Nearly 1.5 million children age 11 and under have active Snapchat accounts, according to data from eMarketer, which expects continued double-digit growth in coming years. (Snapchat requires that users be at least 13.)
The social media platform — which is particularly popular among teenagers and 20-somethings — has emerged as a holy grail for retailers in search of young consumers.
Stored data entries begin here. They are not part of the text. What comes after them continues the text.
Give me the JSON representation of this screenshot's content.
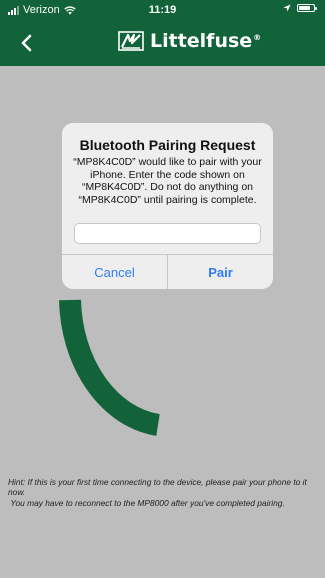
{
  "status_bar": {
    "carrier": "Verizon",
    "time": "11:19",
    "battery_level": 0.75,
    "signal_bars": 3,
    "signal_bars_total": 4
  },
  "header": {
    "back_icon": "chevron-left-icon",
    "logo_text": "Littelfuse",
    "logo_mark": "®"
  },
  "dialog": {
    "title": "Bluetooth Pairing Request",
    "message": "“MP8K4C0D” would like to pair with your iPhone. Enter the code shown on “MP8K4C0D”. Do not do anything on “MP8K4C0D” until pairing is complete.",
    "input_value": "",
    "input_placeholder": "",
    "cancel_label": "Cancel",
    "pair_label": "Pair"
  },
  "hint": {
    "line1": "Hint: If this is your first time connecting to the device, please pair your phone to it now.",
    "line2": " You may have to reconnect to the MP8000 after you've completed pairing."
  },
  "colors": {
    "brand_green": "#12633a",
    "background": "#bdbdbd",
    "link_blue": "#2f7bf5"
  }
}
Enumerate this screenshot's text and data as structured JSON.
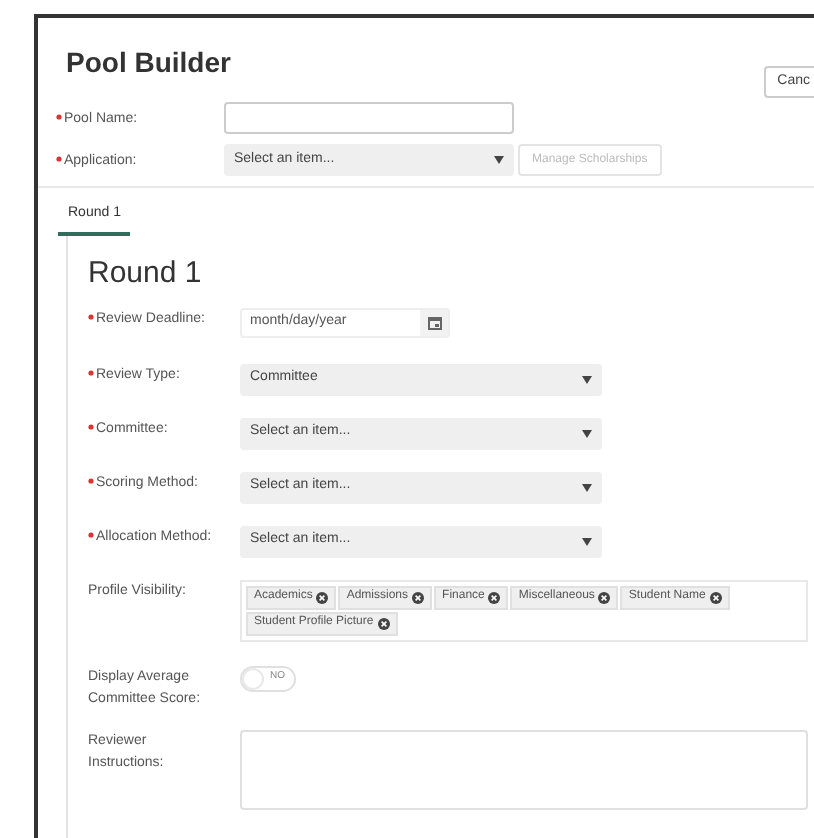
{
  "title": "Pool Builder",
  "cancel_button": "Canc",
  "top_fields": [
    {
      "kind": "input",
      "label": "Pool Name:",
      "required": true
    },
    {
      "kind": "select",
      "label": "Application:",
      "required": true,
      "value": "Select an item...",
      "button": "Manage Scholarships"
    }
  ],
  "tabs": [
    {
      "label": "Round 1",
      "selected": true
    }
  ],
  "round": {
    "heading": "Round 1",
    "fields": [
      {
        "kind": "date",
        "label": "Review Deadline:",
        "required": true,
        "placeholder": "month/day/year"
      },
      {
        "kind": "select",
        "label": "Review Type:",
        "required": true,
        "value": "Committee"
      },
      {
        "kind": "select",
        "label": "Committee:",
        "required": true,
        "value": "Select an item..."
      },
      {
        "kind": "select",
        "label": "Scoring Method:",
        "required": true,
        "value": "Select an item..."
      },
      {
        "kind": "select",
        "label": "Allocation Method:",
        "required": true,
        "value": "Select an item..."
      },
      {
        "kind": "tags",
        "label": "Profile Visibility:",
        "required": false,
        "tags": [
          "Academics",
          "Admissions",
          "Finance",
          "Miscellaneous",
          "Student Name",
          "Student Profile Picture"
        ]
      },
      {
        "kind": "toggle",
        "label": "Display Average Committee Score:",
        "required": false,
        "on": false,
        "state_text": "NO"
      },
      {
        "kind": "textarea",
        "label": "Reviewer Instructions:",
        "required": false
      }
    ]
  }
}
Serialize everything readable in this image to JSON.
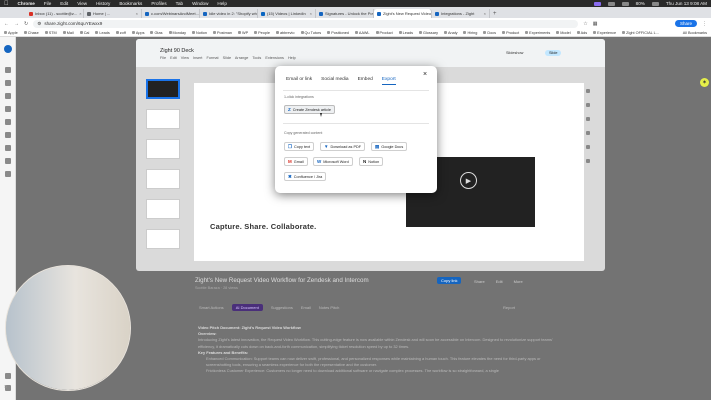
{
  "menubar": {
    "items": [
      "Chrome",
      "File",
      "Edit",
      "View",
      "History",
      "Bookmarks",
      "Profiles",
      "Tab",
      "Window",
      "Help"
    ],
    "battery": "80%",
    "clock": "Thu Jun 13 9:08 AM"
  },
  "tabs": [
    {
      "label": "Inbox (11) - scottie@z...",
      "color": "#d93025"
    },
    {
      "label": "Home | ...",
      "color": "#5f6368"
    },
    {
      "label": "c.com/WebinarsAndMeet...",
      "color": "#1565c0"
    },
    {
      "label": "Idle video in 2: \"Shopify wh...",
      "color": "#1565c0"
    },
    {
      "label": "(15) Videos | LinkedIn",
      "color": "#0a66c2"
    },
    {
      "label": "Signatures - Unlock the Pow...",
      "color": "#1565c0"
    },
    {
      "label": "Zight's New Request Video ...",
      "color": "#1565c0"
    },
    {
      "label": "Integrations - Zight",
      "color": "#1565c0"
    }
  ],
  "address": {
    "url": "share.zight.com/6quYEwxx9",
    "share_label": "Share"
  },
  "bookmarks": [
    "Apple",
    "Chase",
    "STM",
    "Mail",
    "Cal",
    "Leads",
    "zoff",
    "Apps",
    "Gtas",
    "Monday",
    "Notion",
    "Postman",
    "WP",
    "People",
    "abbrevio",
    "Qu Tutors",
    "Positioned",
    "AAWL",
    "Product",
    "Leads",
    "Glossary",
    "Analy",
    "Hiring",
    "Docs",
    "Product",
    "Experiments",
    "Model",
    "Ads",
    "Experience",
    "Zight OFFICIAL L..."
  ],
  "bookmarks_all": "All Bookmarks",
  "slides": {
    "title": "Zight 90 Deck",
    "menu": "File Edit View Insert Format Slide Arrange Tools Extensions Help",
    "tagline": "Capture. Share. Collaborate.",
    "present_label": "Slide",
    "slideshow_label": "Slideshow"
  },
  "modal": {
    "tabs": [
      "Email or link",
      "Social media",
      "Embed",
      "Export"
    ],
    "active_tab": "Export",
    "section1": "1-click integrations",
    "create_zendesk": "Create Zendesk article",
    "section2": "Copy generated content",
    "buttons": [
      "Copy text",
      "Download as PDF",
      "Google Docs",
      "Gmail",
      "Microsoft Word",
      "Notion",
      "Confluence / Jira"
    ]
  },
  "video": {
    "title": "Zight's New Request Video Workflow for Zendesk and Intercom",
    "meta": "Scottie Baraza · 28 views",
    "copy_link": "Copy link",
    "actions": [
      "Share",
      "Edit",
      "More"
    ],
    "subtabs": [
      "Smart Actions",
      "AI Document",
      "Suggestions",
      "Email",
      "Notes Pitch"
    ],
    "report": "Report",
    "doc_title": "Video Pitch Document: Zight's Request Video Workflow",
    "doc_overview_h": "Overview:",
    "doc_overview": "Introducing Zight's latest innovation, the Request Video Workflow. This cutting-edge feature is now available within Zendesk and will soon be accessible on Intercom. Designed to revolutionize support teams' efficiency, it dramatically cuts down on back-and-forth communication, simplifying ticket resolution speed by up to 32 times.",
    "doc_key_h": "Key Features and Benefits:",
    "doc_key1": "Enhanced Communication: Support teams can now deliver swift, professional, and personalized responses while maintaining a human touch. This feature elevates the need for third-party apps or screenshotting tools, ensuring a seamless experience for both the representative and the customer.",
    "doc_key2": "Frictionless Customer Experience: Customers no longer need to download additional software or navigate complex processes. The workflow is so straightforward, a single"
  }
}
That is especially true, the company says, during back-to-school seasons, where last year users spent an extra 130 million hours using the platform to chat with friends and connect with popular brands like Vans, Hollister and Michael Kors.
“Kids have their own screens and are choosing exactly what they want to watch at younger ages,” said Nick Cicero, chief executive of Delmondo, a New York firm that helps brands such as Red Bull and MTV market themselves on Snapchat and other social media platforms.”
Justice, the clothing brand, is popular among the under-13 crowd and pitches its mobile app to parents as “a safe place where your girl can create, engage and have fun with awesome girls just like herself.” Once in the app, shoppers can save items to a wish list that they’re encouraged to email to their parents.
Amazon.com, meanwhile, allows children as young as 13 to create their own logins for online purchases. (Parents can either set spending limits or ask to approve all purchases.) The company declined to say how many teenagers had signed up for teen accounts since they were introduced late last year but said “customer response has been strong.” (Jeff Bezos, the founder and chief executive of Amazon, also owns The Washington Post.)
It’s been over a year, Kristin Harris says, since her kids watched TV.
Instead, her 6- and 10-year-old daughters spend hours a week watching videos on YouTube, where companies such as Nike and Nintendo routinely partner with “influencers” to get their toys, clothing and accessories featured in videos.
“The videos that really get their attention are the ones where kids are playing with toys like Breyer Horses or Hatchimals — those really get them interested,” said Harris. “As an adult, you’re like, ‘Why are you watching this?’ But the next thing you know, they’re asking for Hatchimals because they saw them in a video.”